Bir süre önce görüştüğüm sendikacılığımızın en önemli isimlerinden Tekgıda-İş Sendikası'nın Genel Başkanı Mustafa Türkel, “Hocam hükümetin gölgesine sinmiş Türk-İş’i, eğitim yapmayan sendikaları suçlayarak işçilerin oy verme davranışını değiştiremezsin. Yeni yöntemler önermek zorundasın” diye beni eleştirmiş ve Tekgıda-İş Sendikası'nda başlattığı yeni bir uygulamadan söz etmişti: “İşçi eğitimini birebir düzeyinde ve sosyal medyanın bütün olanaklarından faydalanarak yapmaya başladık. Örgütlendiğimiz tüm işyerlerinde işyerlerinin özelliklerini ve işyeri içinde kadın-erkek işçi ayrımını da gözeterek, sosyal, siyasal ve ekonomik gelişmeler konusunda onları bilgilendirmeye çalışıyoruz. Bu yoldan 25 bin üyemize ulaşabiliyoruz.”

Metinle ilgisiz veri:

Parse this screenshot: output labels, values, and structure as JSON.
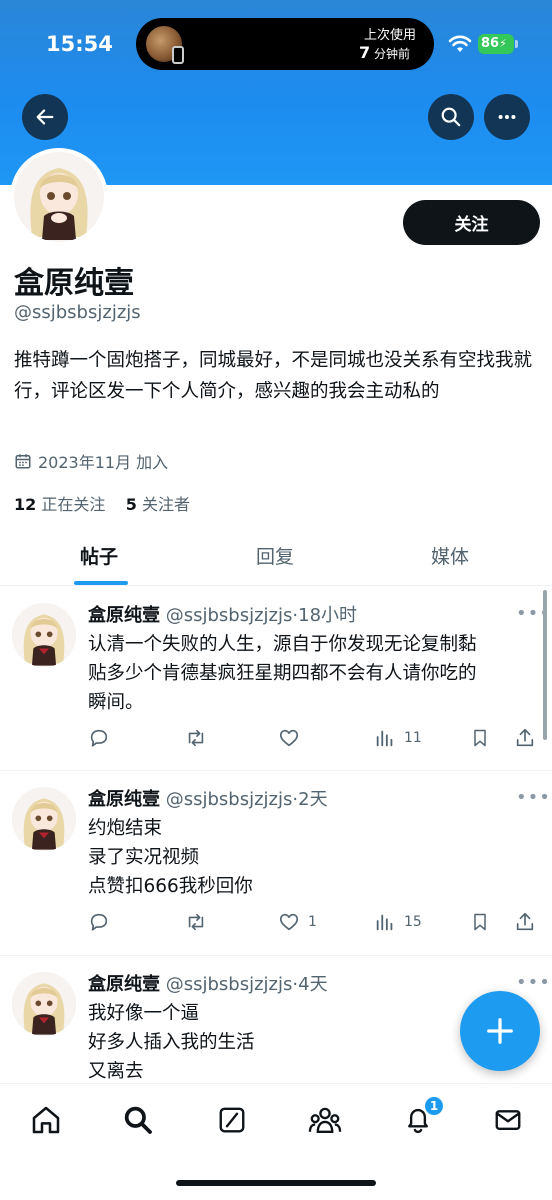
{
  "status_bar": {
    "time": "15:54",
    "island_label_top": "上次使用",
    "island_label_num": "7",
    "island_label_unit": "分钟前",
    "battery": "86"
  },
  "header": {
    "back_icon": "arrow-left-icon",
    "search_icon": "search-icon",
    "more_icon": "more-horizontal-icon"
  },
  "profile": {
    "follow_label": "关注",
    "name": "盒原纯壹",
    "handle": "@ssjbsbsjzjzjs",
    "bio": "推特蹲一个固炮搭子，同城最好，不是同城也没关系有空找我就行，评论区发一下个人简介，感兴趣的我会主动私的",
    "joined": "2023年11月 加入",
    "following_count": "12",
    "following_label": "正在关注",
    "followers_count": "5",
    "followers_label": "关注者"
  },
  "tabs": [
    "帖子",
    "回复",
    "媒体"
  ],
  "posts": [
    {
      "name": "盒原纯壹",
      "handle": "@ssjbsbsjzjzjs",
      "time": "·18小时",
      "lines": [
        "认清一个失败的人生，源自于你发现无论复制黏",
        "贴多少个肯德基疯狂星期四都不会有人请你吃的",
        "瞬间。"
      ],
      "likes": "",
      "views": "11"
    },
    {
      "name": "盒原纯壹",
      "handle": "@ssjbsbsjzjzjs",
      "time": "·2天",
      "lines": [
        "约炮结束",
        "录了实况视频",
        "点赞扣666我秒回你"
      ],
      "likes": "1",
      "views": "15"
    },
    {
      "name": "盒原纯壹",
      "handle": "@ssjbsbsjzjzjs",
      "time": "·4天",
      "lines": [
        "我好像一个逼",
        "好多人插入我的生活",
        "又离去"
      ],
      "likes": "",
      "views": ""
    }
  ],
  "nav": {
    "notification_badge": "1"
  },
  "colors": {
    "accent": "#1d9bf0",
    "banner": "#1d8cf0",
    "text": "#0f1419",
    "secondary": "#536471"
  }
}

Sayın Türkel’in önerisi üzerine sendikanın sosyal medya hesaplarına ulaşarak işçilere gönderdikleri mesajları inceledim. Tam anlamı ile işçiye yaşadığı ortamın gerçeklerini anlatan mesajlarla karşılaştım. İş kazalarından, grev ertelemelerinden, işçi direnişlerinden, özel istihdam bürolarından tutunda hükümetin hazırladığı yasa tasarılarına ve iş yaşamına ilişkin uygulamalarına kadar her konuda bir bilgi bombardımanı ile işçileri çalışma yaşamı ile ilgili konularda aydınlatmaya çalışıyorlardı. Bu girişim sendikacılığımızda müthiş bir yenilikti.
YAYGINLAŞMALI
Sayın Mustafa Türkel’in sendikasında başlattığı bu uygulama mutlaka başka sendikalar tarafından örnek olarak alınmalı. Bir adım daha ileri giderek derin bir uykuya dalmış Türk-İş yöneticileri bu modeli kopya ederek üyesi olan sendikalara ülkede ve uluslararası alanda yaşanan çalışma yaşamına ilişkin gelişmeleri aktarmalıdır. Türkiye dışında çok dinamik bir sendikâl dünya var. Bu dünyanın gelişmeleri ve mücadeleleri ülkemiz sendikaları tarafından bilinmemektedir. O gelişmelerin mutlaka örnek alınacak yanları vardır. Türk-İş, üyesi sendikalar ve bu sendikaların şubeleri ile, kuracağı iletişim ağı ile bu haberleşmeyi sağlayabilir ve bugüne kadar işlediği günahların bir kısmını böylece affettirebilir.
BİLGİ GÜÇTÜR
Bir ülkede işçilerin sendikalaşma oranı düşük ve hele ülke ve dünya sorunları konusunda hiçbir bilgileri yoksa o ülkede sendikaların etki yaratma ve başarılı olma güçleri sıfır demektir. Oysa işçi sınıfının potansiyel gücü çok yüksektir ve ülkenin genel gidişine, ekonomisine, siyasal yaşamına yön verecek güçtedir. Yeter ki sayıca çok ve bilinç düzeyi yüksek olsun. Ülkemizde işçilerin örgütlenme oranı çok düşük ve genel bilinç düzeyi de çok aşağılardadır. Bu nedenle ülke sendikacılığı dizlerinin üstünde hep yalvaran konumundadır. Hükümetlerin, işverenlerin karşısında masaya vuracak güce asla erişememiştir. İşçi sınıfının edilgenliği bundandır. Acaba sosyal medya sendikacılığı dönemine geçiş işçi sınıfının kurtuluşu olabilir mi? Bu sorunun sendika yöneticileri ve işçi sınıfının ideolojik aydınları tarafından düşünülmesinde sayısız fayda olduğunu sanıyorum.